ReBAC Validation Checklist
Use this checklist after enabling authentication and ReBAC in a customer environment. It is designed for public, customer-facing deployments and avoids internal bootstrap helpers, seeded demo users, and local compose workflows.
Before You Begin
Confirm these prerequisites:
- the environment is reachable at its customer-facing HTTPS hostname
- authentication is enabled and users can reach the sign-in flow
- ReBAC is enabled in the deployment
- at least two test accounts exist in the identity provider:
- one account that should be allowed to manage or view the target resource
- one account that should be denied for the same protected action
- you have access to the approved log or observability path for the environment
If you still need to configure the environment, start with the ReBAC Deployment Guide.
1. Browser Sign-In
- Open the Kamiwaza web application.
- Sign in with a known-good administrator or authorized user account.

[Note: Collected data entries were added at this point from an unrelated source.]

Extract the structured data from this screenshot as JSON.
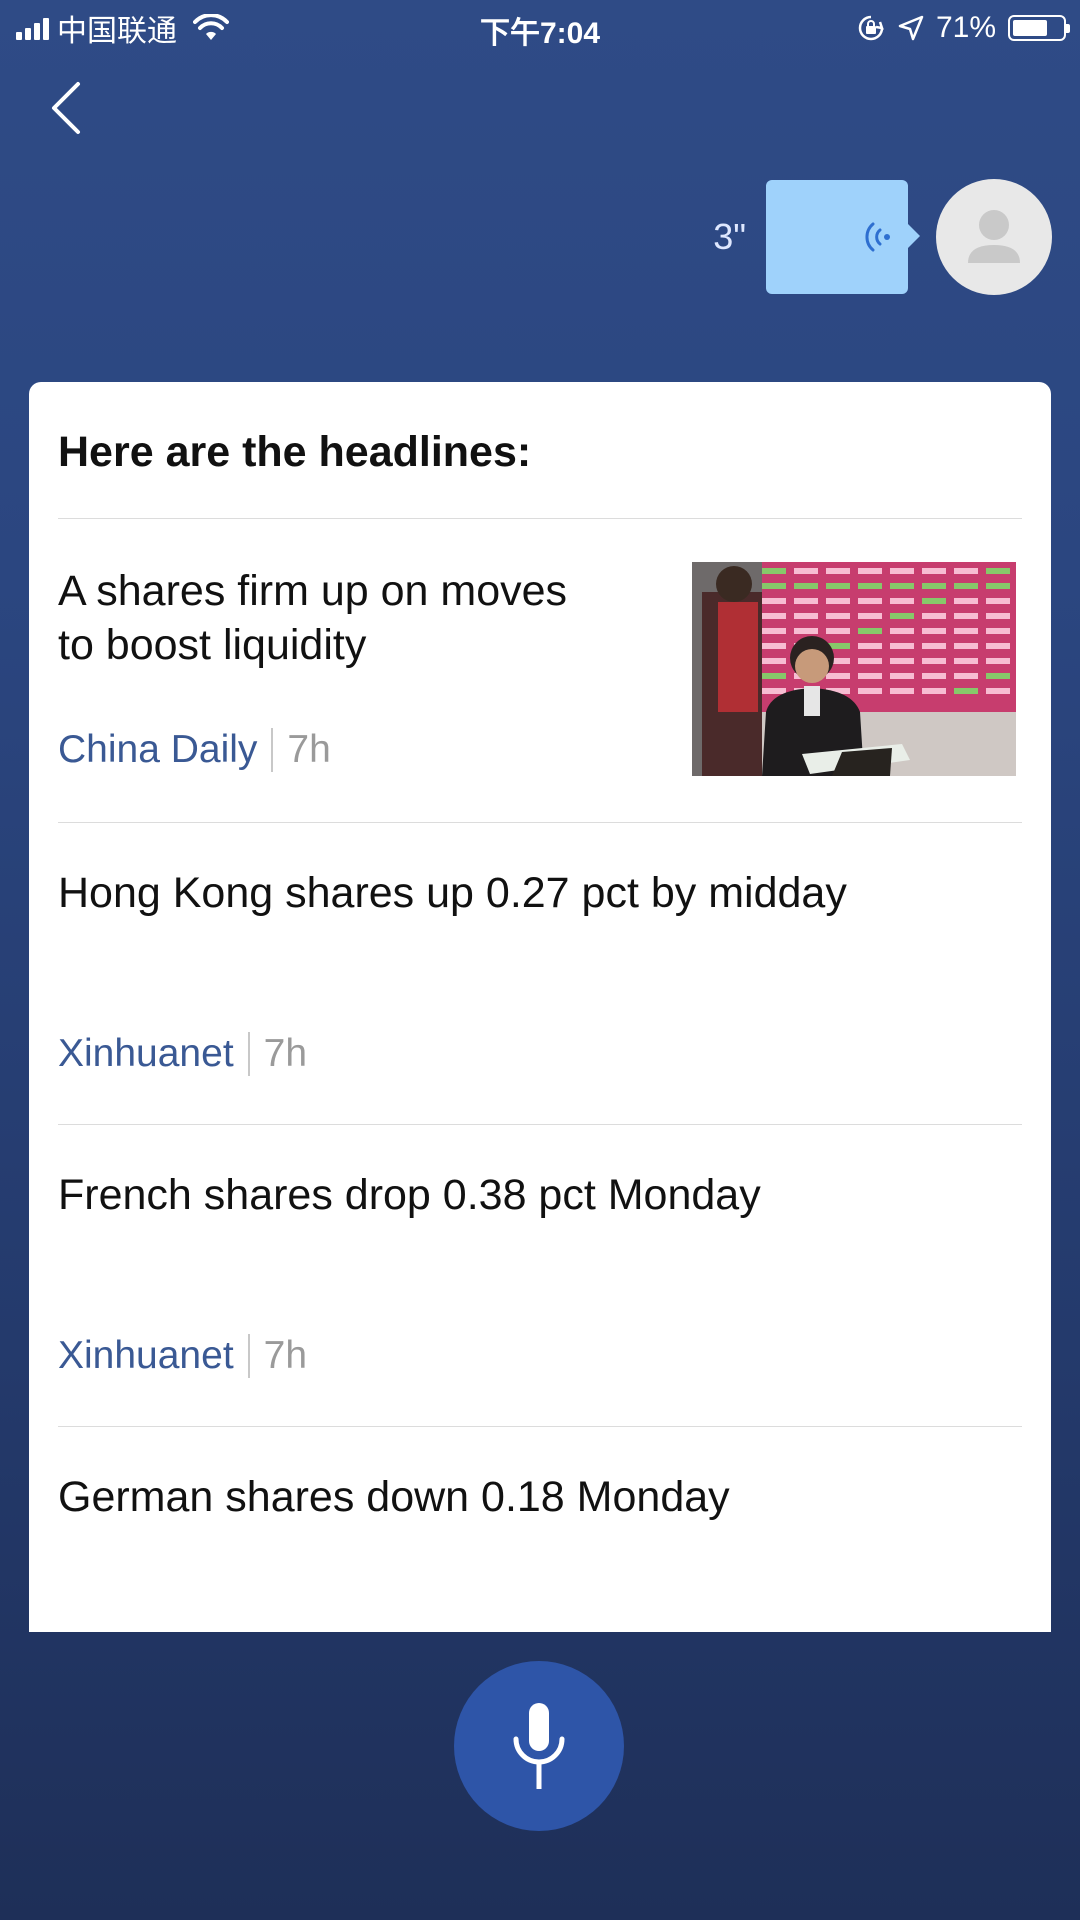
{
  "status_bar": {
    "carrier": "中国联通",
    "time": "下午7:04",
    "battery_percent": "71%",
    "battery_level": 0.71,
    "signal_icon": "signal-bars-icon",
    "wifi_icon": "wifi-icon",
    "orientation_lock_icon": "orientation-lock-icon",
    "location_icon": "location-arrow-icon"
  },
  "header": {
    "back_icon": "chevron-left-icon"
  },
  "voice_message": {
    "duration": "3\"",
    "icon": "voice-wave-icon",
    "bubble_color": "#9fd2fb"
  },
  "avatar": {
    "icon": "user-silhouette-icon"
  },
  "card": {
    "title": "Here are the headlines:",
    "items": [
      {
        "headline_line1": "A shares firm up on moves",
        "headline_line2": "to boost liquidity",
        "source": "China Daily",
        "age": "7h",
        "has_image": true
      },
      {
        "headline": "Hong Kong shares up 0.27 pct by midday",
        "source": "Xinhuanet",
        "age": "7h"
      },
      {
        "headline": "French shares drop 0.38 pct Monday",
        "source": "Xinhuanet",
        "age": "7h"
      },
      {
        "headline": "German shares down 0.18 Monday"
      }
    ]
  },
  "mic": {
    "icon": "microphone-icon",
    "color": "#2e55a8"
  },
  "colors": {
    "source_link": "#3a5994",
    "age_text": "#9a9a9a",
    "background_top": "#2f4b86",
    "background_bottom": "#1e2f58"
  }
}
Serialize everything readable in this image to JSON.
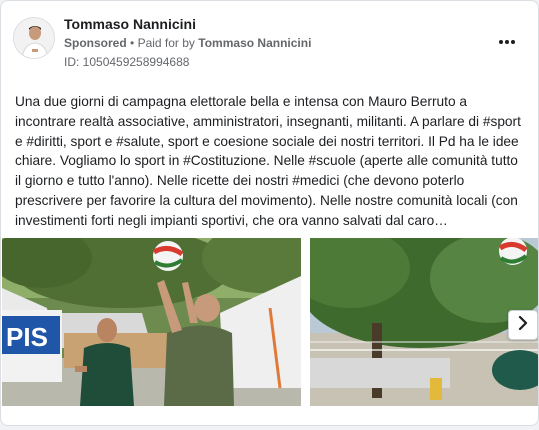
{
  "ad": {
    "advertiser": "Tommaso Nannicini",
    "sponsored_label": "Sponsored",
    "separator": "•",
    "paid_for_prefix": "Paid for by",
    "paid_for_by": "Tommaso Nannicini",
    "id_label": "ID: 1050459258994688",
    "more_icon": "more-options-icon",
    "body": "Una due giorni di campagna elettorale bella e intensa con Mauro Berruto a incontrare realtà associative, amministratori, insegnanti, militanti. A parlare di #sport e #diritti, sport e #salute, sport e coesione sociale dei nostri territori. Il Pd ha le idee chiare. Vogliamo lo sport in #Costituzione. Nelle #scuole (aperte alle comunità tutto il giorno e tutto l'anno). Nelle ricette dei nostri #medici (che devono poterlo prescrivere per favorire la cultura del movimento). Nelle nostre comunità locali (con investimenti forti negli impianti sportivi, che ora vanno salvati dal caro…"
  },
  "carousel": {
    "images": [
      {
        "alt": "Volleyball match outdoors near white tents",
        "tent_text": "PIS"
      },
      {
        "alt": "Volleyball outdoors under a large tree"
      }
    ],
    "next_icon": "chevron-right-icon"
  },
  "colors": {
    "text": "#1c1e21",
    "secondary": "#65676b",
    "border": "#dadde1"
  }
}
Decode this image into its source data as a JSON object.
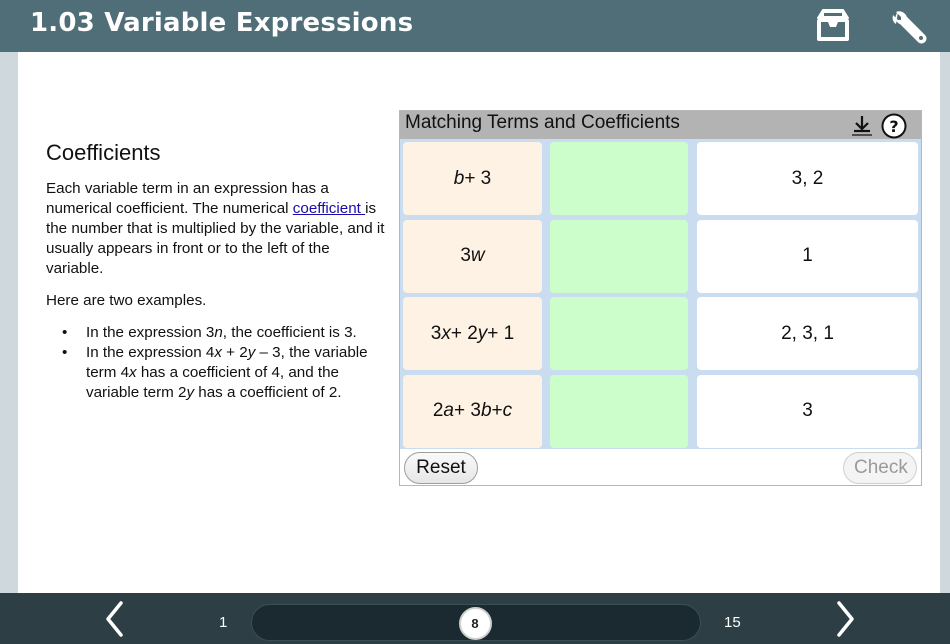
{
  "header": {
    "title": "1.03 Variable Expressions",
    "icons": [
      "inbox-icon",
      "wrench-icon"
    ]
  },
  "lesson": {
    "heading": "Coefficients",
    "para1_pre": "Each variable term in an expression has a numerical coefficient. The numerical ",
    "para1_link": "coefficient ",
    "para1_post": "is the number that is multiplied by the variable, and it usually appears in front or to the left of the variable.",
    "para2": "Here are two examples.",
    "bullet1": {
      "pre": "In the expression 3",
      "var": "n",
      "post": ", the coefficient is 3."
    },
    "bullet2": {
      "t1": "In the expression 4",
      "v1": "x",
      "t2": " + 2",
      "v2": "y",
      "t3": " – 3, the variable term 4",
      "v3": "x",
      "t4": " has a coefficient of 4, and the variable term 2",
      "v4": "y",
      "t5": " has a coefficient of 2."
    }
  },
  "widget": {
    "title": "Matching Terms and Coefficients",
    "icons": [
      "download-icon",
      "help-icon"
    ],
    "rows": [
      {
        "term_parts": [
          {
            "v": "b",
            "i": true
          },
          {
            "v": " + 3",
            "i": false
          }
        ],
        "answer": "",
        "coefficient": "3, 2"
      },
      {
        "term_parts": [
          {
            "v": "3",
            "i": false
          },
          {
            "v": "w",
            "i": true
          }
        ],
        "answer": "",
        "coefficient": "1"
      },
      {
        "term_parts": [
          {
            "v": "3",
            "i": false
          },
          {
            "v": "x",
            "i": true
          },
          {
            "v": " + 2",
            "i": false
          },
          {
            "v": "y",
            "i": true
          },
          {
            "v": " + 1",
            "i": false
          }
        ],
        "answer": "",
        "coefficient": "2, 3, 1"
      },
      {
        "term_parts": [
          {
            "v": "2",
            "i": false
          },
          {
            "v": "a",
            "i": true
          },
          {
            "v": " + 3",
            "i": false
          },
          {
            "v": "b",
            "i": true
          },
          {
            "v": " + ",
            "i": false
          },
          {
            "v": "c",
            "i": true
          }
        ],
        "answer": "",
        "coefficient": "3"
      }
    ],
    "reset_label": "Reset",
    "check_label": "Check"
  },
  "footer": {
    "first_page": "1",
    "current_page": "8",
    "last_page": "15",
    "current_fraction": 0.5,
    "icons": [
      "chevron-left-icon",
      "chevron-right-icon"
    ]
  },
  "colors": {
    "header_bg": "#4f6e78",
    "footer_bg": "#2d3e45",
    "term_bg": "#fdf2e3",
    "slot_bg": "#ccfecc",
    "grid_bg": "#cadcf0",
    "link": "#1a0dab"
  }
}
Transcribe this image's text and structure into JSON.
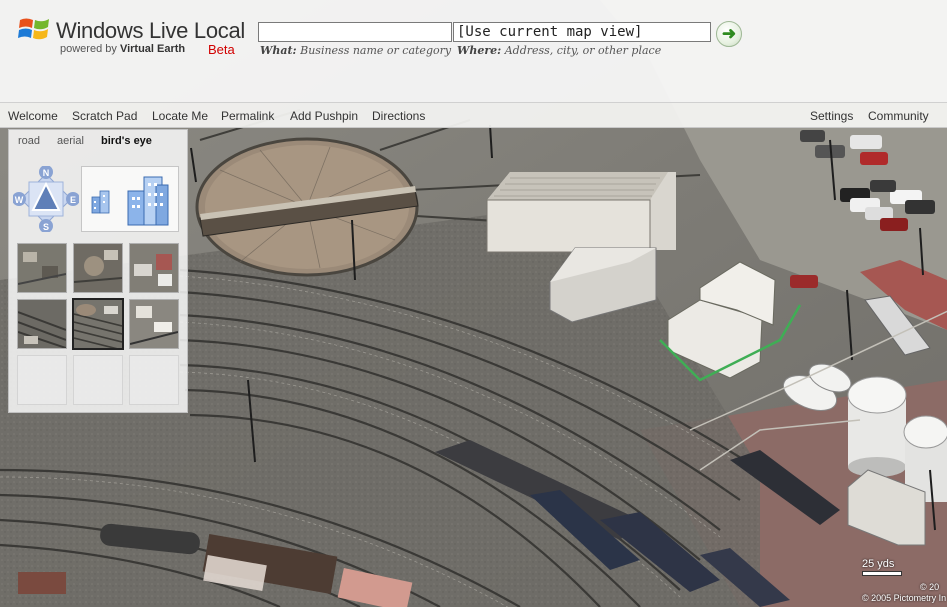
{
  "header": {
    "logo_title": "Windows Live Local",
    "logo_powered_prefix": "powered by",
    "logo_powered_name": "Virtual Earth",
    "logo_beta": "Beta",
    "what_value": "",
    "where_value": "[Use current map view]",
    "what_hint_label": "What:",
    "what_hint_text": "Business name or category",
    "where_hint_label": "Where:",
    "where_hint_text": "Address, city, or other place",
    "go_icon": "green-arrow-icon"
  },
  "menu": {
    "left": [
      "Welcome",
      "Scratch Pad",
      "Locate Me",
      "Permalink",
      "Add Pushpin",
      "Directions"
    ],
    "right": [
      "Settings",
      "Community"
    ]
  },
  "panel": {
    "tabs": [
      "road",
      "aerial",
      "bird's eye"
    ],
    "active_tab": "bird's eye",
    "compass_labels": {
      "n": "N",
      "e": "E",
      "s": "S",
      "w": "W"
    },
    "thumbnails_selected_index": 4,
    "thumbnails_filled": 6,
    "thumbnails_total": 9
  },
  "map": {
    "scale_label": "25 yds",
    "copyright_1": "© 20",
    "copyright_2": "© 2005 Pictometry In"
  },
  "colors": {
    "go_arrow": "#2e8b1f",
    "beta": "#d10000",
    "compass_blue": "#5f7fb8"
  }
}
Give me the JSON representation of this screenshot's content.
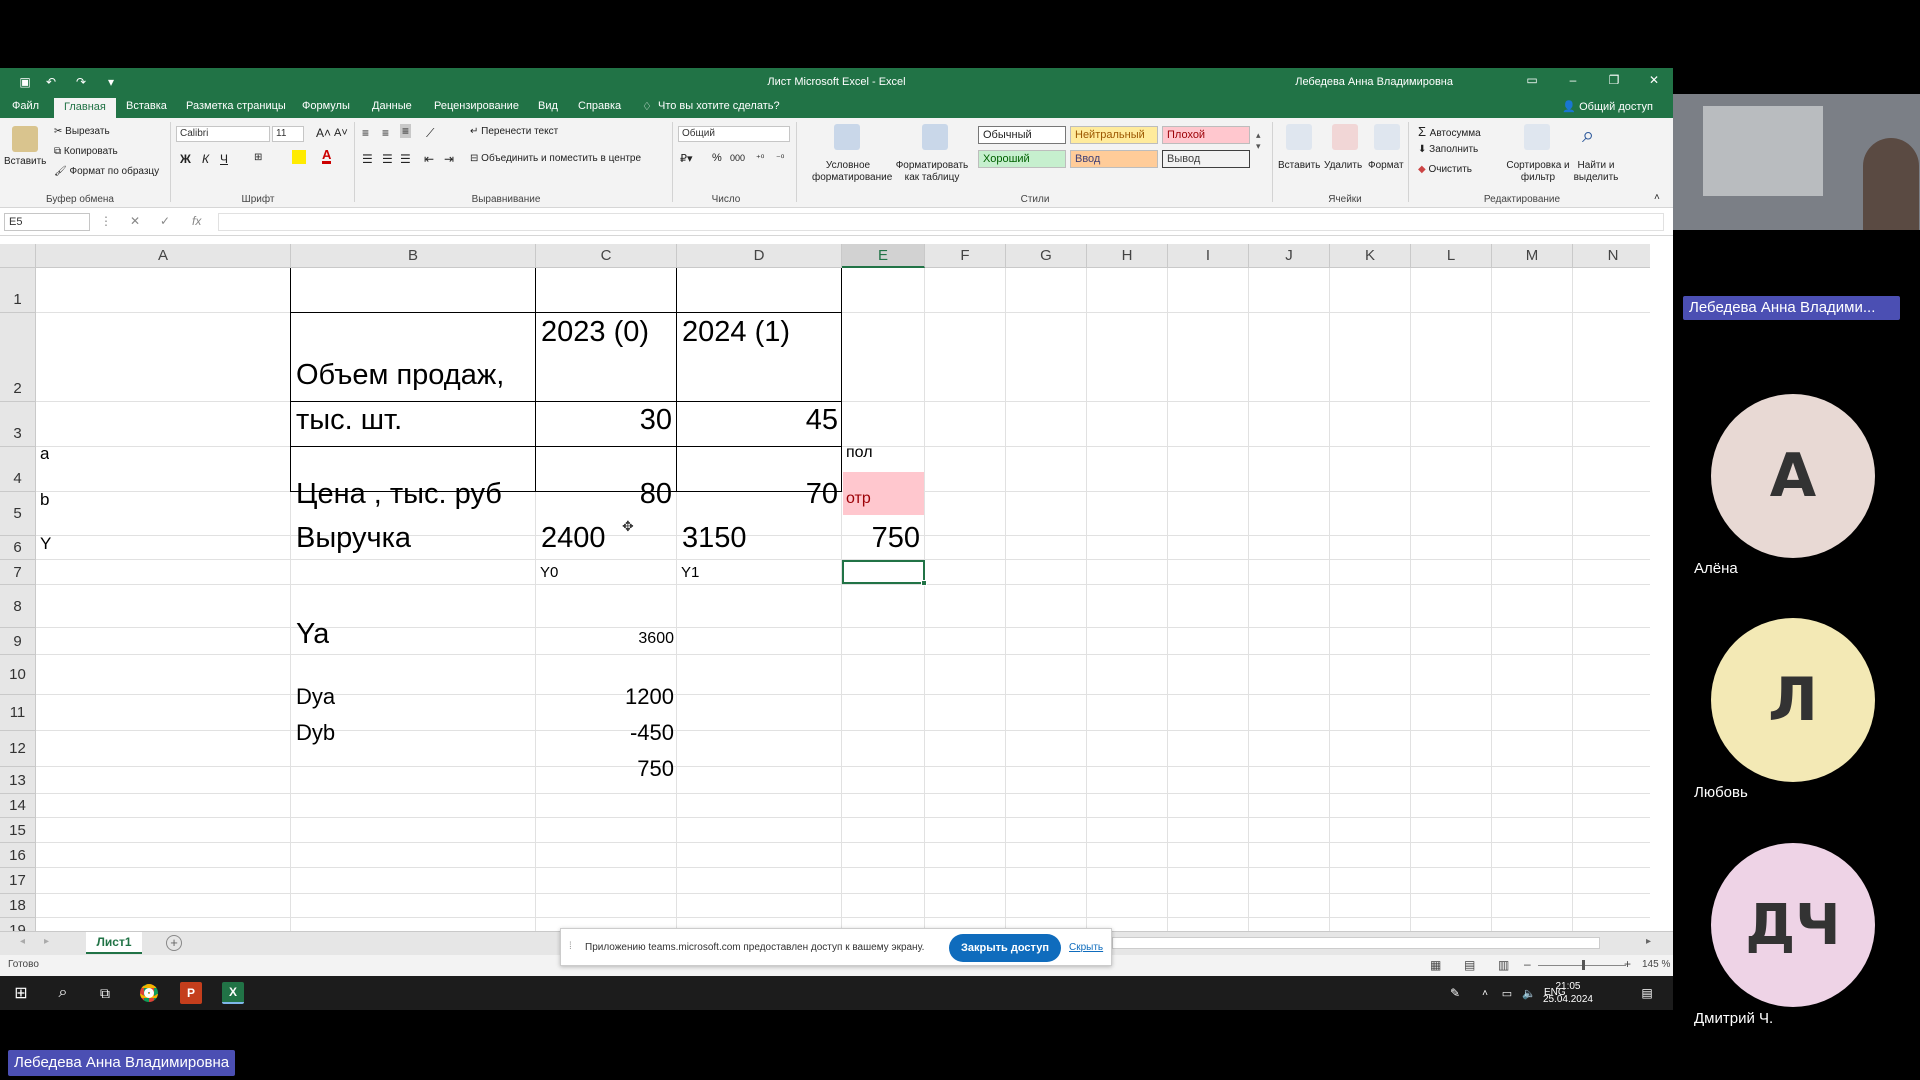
{
  "window": {
    "title": "Лист Microsoft Excel  -  Excel",
    "user": "Лебедева Анна Владимировна"
  },
  "tabs": [
    "Файл",
    "Главная",
    "Вставка",
    "Разметка страницы",
    "Формулы",
    "Данные",
    "Рецензирование",
    "Вид",
    "Справка"
  ],
  "tell_me": "Что вы хотите сделать?",
  "share_label": "Общий доступ",
  "ribbon": {
    "clipboard": {
      "paste": "Вставить",
      "cut": "Вырезать",
      "copy": "Копировать",
      "format_painter": "Формат по образцу",
      "group": "Буфер обмена"
    },
    "font": {
      "name": "Calibri",
      "size": "11",
      "bold": "Ж",
      "italic": "К",
      "underline": "Ч",
      "group": "Шрифт"
    },
    "alignment": {
      "wrap": "Перенести текст",
      "merge": "Объединить и поместить в центре",
      "group": "Выравнивание"
    },
    "number": {
      "format": "Общий",
      "group": "Число"
    },
    "styles": {
      "conditional": "Условное форматирование",
      "as_table": "Форматировать как таблицу",
      "normal": "Обычный",
      "neutral": "Нейтральный",
      "bad": "Плохой",
      "good": "Хороший",
      "input": "Ввод",
      "output": "Вывод",
      "group": "Стили"
    },
    "cells": {
      "insert": "Вставить",
      "delete": "Удалить",
      "format": "Формат",
      "group": "Ячейки"
    },
    "editing": {
      "autosum": "Автосумма",
      "fill": "Заполнить",
      "clear": "Очистить",
      "sort": "Сортировка и фильтр",
      "find": "Найти и выделить",
      "group": "Редактирование"
    }
  },
  "formula_bar": {
    "name_box": "E5",
    "fx": "fx",
    "content": ""
  },
  "columns": [
    "A",
    "B",
    "C",
    "D",
    "E",
    "F",
    "G",
    "H",
    "I",
    "J",
    "K",
    "L",
    "M",
    "N"
  ],
  "selected_column": "E",
  "rows": [
    "1",
    "2",
    "3",
    "4",
    "5",
    "6",
    "7",
    "8",
    "9",
    "10",
    "11",
    "12",
    "13",
    "14",
    "15",
    "16",
    "17",
    "18",
    "19"
  ],
  "cells": {
    "C1": "2023 (0)",
    "D1": "2024 (1)",
    "A2": "a",
    "B2_line1": "Объем продаж,",
    "B2_line2": "тыс. шт.",
    "C2": "30",
    "D2": "45",
    "E2": "пол",
    "A3": "b",
    "B3": "Цена , тыс. руб",
    "C3": "80",
    "D3": "70",
    "E3": "отр",
    "A4": "Y",
    "B4": "Выручка",
    "C4": "2400",
    "D4": "3150",
    "E4": "750",
    "C5": "Y0",
    "D5": "Y1",
    "B7": "Ya",
    "C7": "3600",
    "B9": "Dya",
    "C9": "1200",
    "B10": "Dyb",
    "C10": "-450",
    "C11": "750"
  },
  "sheet": {
    "name": "Лист1",
    "add": "+"
  },
  "status": {
    "ready": "Готово",
    "zoom": "145 %"
  },
  "share_banner": {
    "text": "Приложению teams.microsoft.com предоставлен доступ к вашему экрану.",
    "stop": "Закрыть доступ",
    "hide": "Скрыть"
  },
  "taskbar": {
    "lang": "ENG",
    "time": "21:05",
    "date": "25.04.2024"
  },
  "meeting": {
    "presenter": "Лебедева Анна Владими...",
    "self_name": "Лебедева Анна Владимировна",
    "participants": [
      {
        "initials": "А",
        "name": "Алёна",
        "color": "#e8d9d4"
      },
      {
        "initials": "Л",
        "name": "Любовь",
        "color": "#f3e9b5"
      },
      {
        "initials": "ДЧ",
        "name": "Дмитрий Ч.",
        "color": "#eed3e6"
      }
    ]
  },
  "colors": {
    "excel_green": "#217346",
    "bad_fill": "#ffc7ce",
    "teams_purple": "#4b4fb3"
  }
}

- Confirm you are returned to the application without an auth error or redirect loop.
Expected result:
- sign-in completes successfully
- the UI loads normally
2. Session Validation
Confirm that the environment recognizes an authenticated session.
One common check is:
curl -i https://<your-domain>/api/auth/validate
Run this with the session or bearer-token method approved for your environment.
Expected result:
- HTTP
200 - authenticated user context is returned
3. Allow Path
Using an account that should have access:
- open a representative protected workflow, such as a model, dataset, or other managed resource
- confirm read access succeeds
- if the role is expected to write or administer the resource, confirm one representative change also succeeds
Expected result:
- the permitted action completes successfully
4. Deny Path
Using an account that should not have access to that same action:
- attempt the same protected operation
- confirm the request is denied
Expected result:
- the user receives a deny response or equivalent UI error
- the request does not silently succeed
5. Tenant and Role Scope
If the environment is multi-tenant or uses tenant-scoped policy:
- sign in as a user from the intended tenant
- confirm that tenant-scoped resources are visible as expected
- sign in as a user from a different tenant or role scope
- confirm those resources are not exposed outside the allowed scope
Expected result:
- users see only the resources and actions granted to their tenant and role context
6. Logging and Auditability
Review the environment's approved logging path, such as:
- the Kamiwaza UI log viewer
- platform observability dashboards
- Kubernetes logs collected by your normal operations tooling
Confirm you can find records associated with:
- successful authentication
- denied access decisions
- the relevant correlation or request identifiers, if your environment exposes them
Expected result:
- logs are available for both allow and deny scenarios
- security and operations teams can trace the request outcome
7. Session Controls
If the deployment uses session revocation, inactivity timeout, or ephemeral-session behavior:
- verify the expected timeout or logout behavior with a test account
- confirm the user must re-authenticate after the session expires or is revoked
Expected result:
- session policy behaves as configured for the environment
8. Federal or CAC Validation
For CAC-enabled federal deployments, also validate:
- the client certificate is accepted through the ingress path
- the mapped user is correctly identified by the identity provider
- certificate-related failures produce clear deny behavior
Use:
Success Criteria
Mark the environment validated when all of the following are true:
- sign-in works for intended users
- authorized actions succeed
- unauthorized actions are denied
- tenant boundaries behave as expected
- security-relevant logs are visible through the approved operations path
Capture the evidence your organization requires, such as screenshots, log excerpts, or ticket references, as part of deployment sign-off.